Agent Submission and Utilization

Users can install Harbor and initiate benchmarking using simple CLI commands to test or submit agents. Submissions for the leaderboard necessitate five benchmark runs, with results and job directories sent to developers for validation via email.

harbor run -d terminal-bench@2.0 -m “<model>” -a “<agent>” –n-attempts 5 –jobs-dir <path/to/output>

Terminal-Bench 2.0 is currently being integrated into research workflows focusing on agentic reasoning, code generation, and tool utilization. Mike Merrill, a co-creator and postdoctoral researcher at Stanford, mentioned an upcoming detailed preprint detailing the verification process and design methodology of the benchmark.

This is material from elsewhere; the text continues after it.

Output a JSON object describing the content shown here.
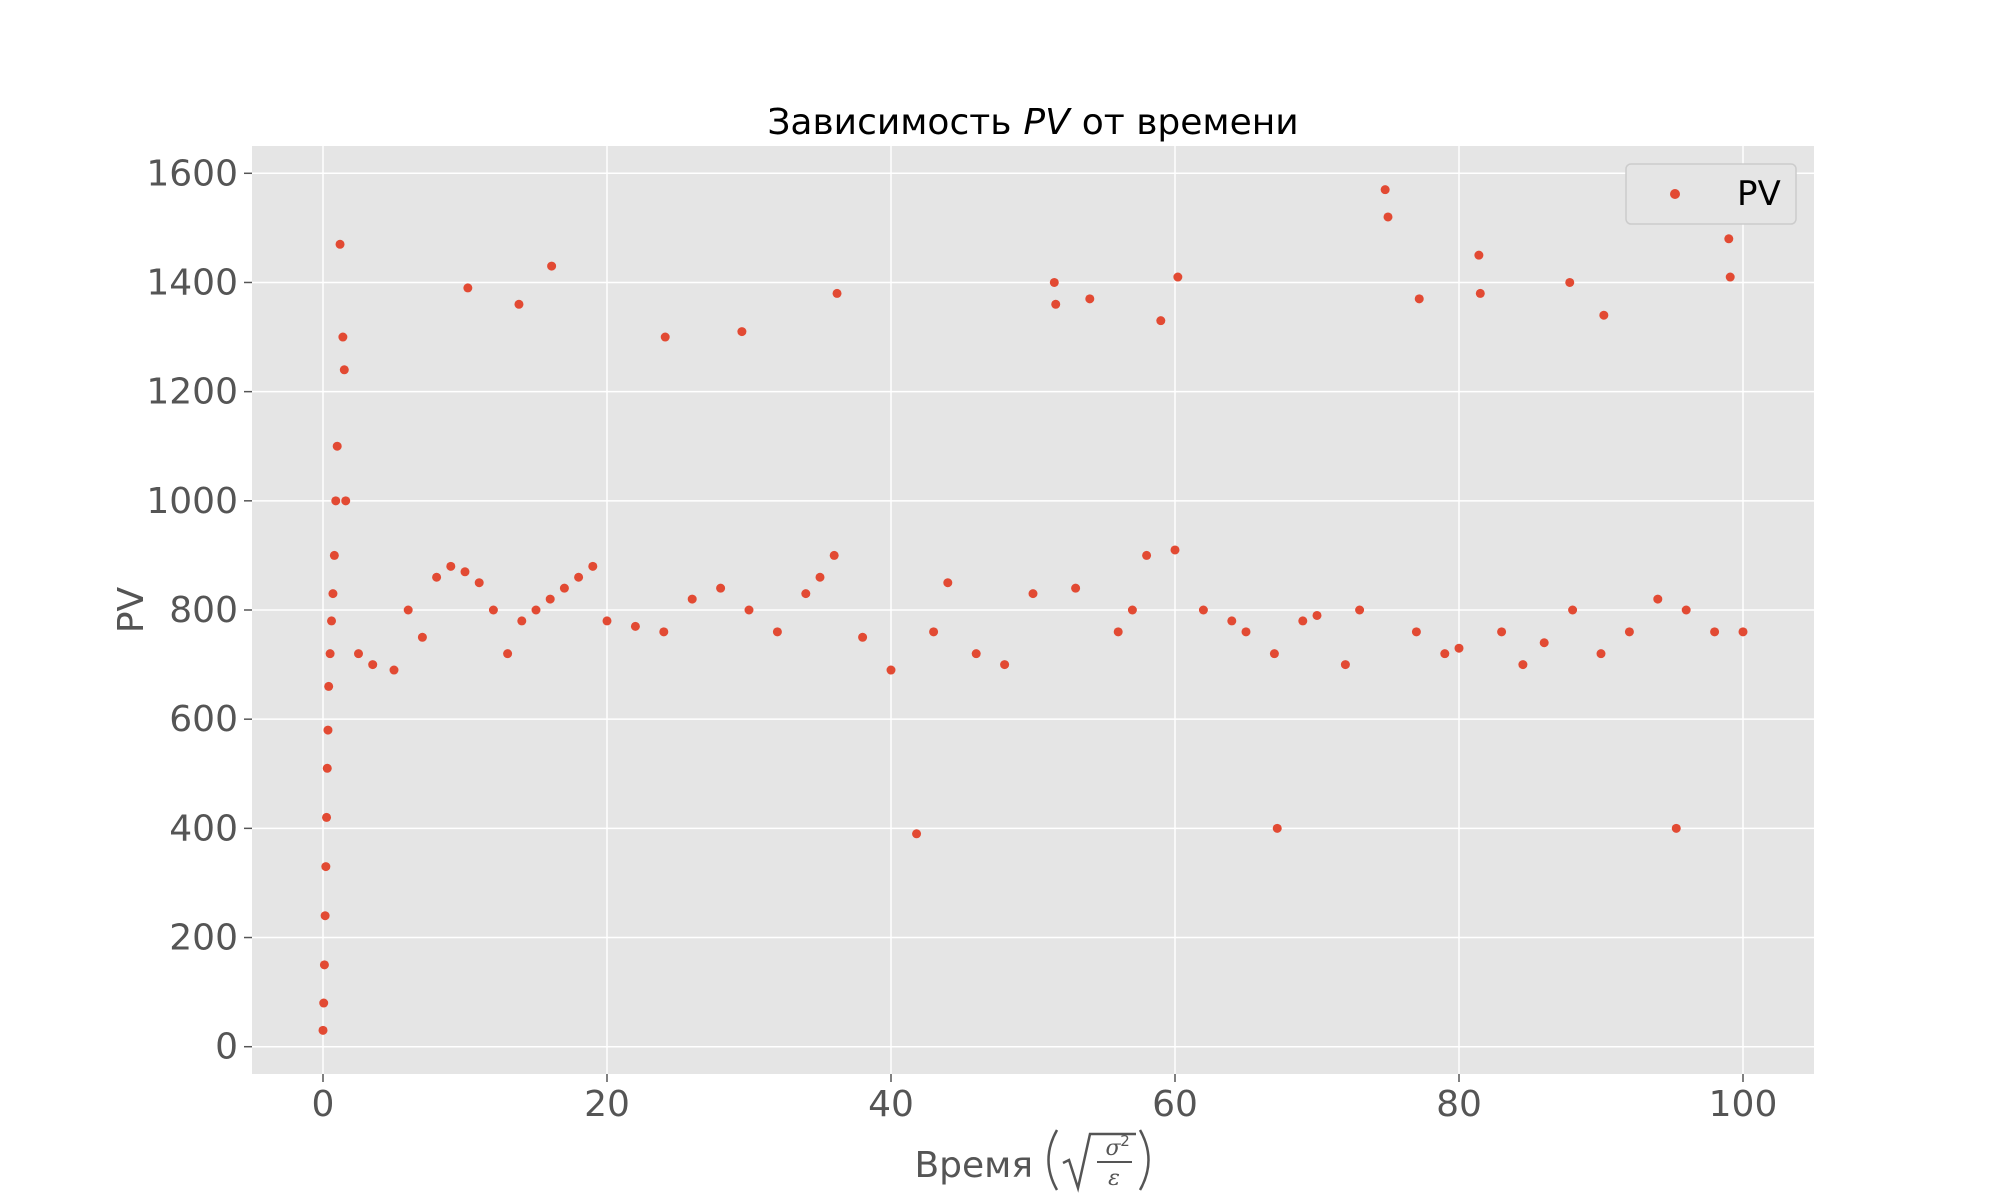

Striving for Standardization

The simultaneous release of Terminal-Bench 2.0 and Harbor signifies a significant stride toward establishing consistent and scalable agent evaluation infrastructure. As LLM agents become more prevalent in developer and operational settings, the demand for controlled, reproducible testing has escalated.

These tools lay the groundwork for a potential unified evaluation stack, supporting model enhancement, environment simulation, and benchmark standardization across the AI landscape.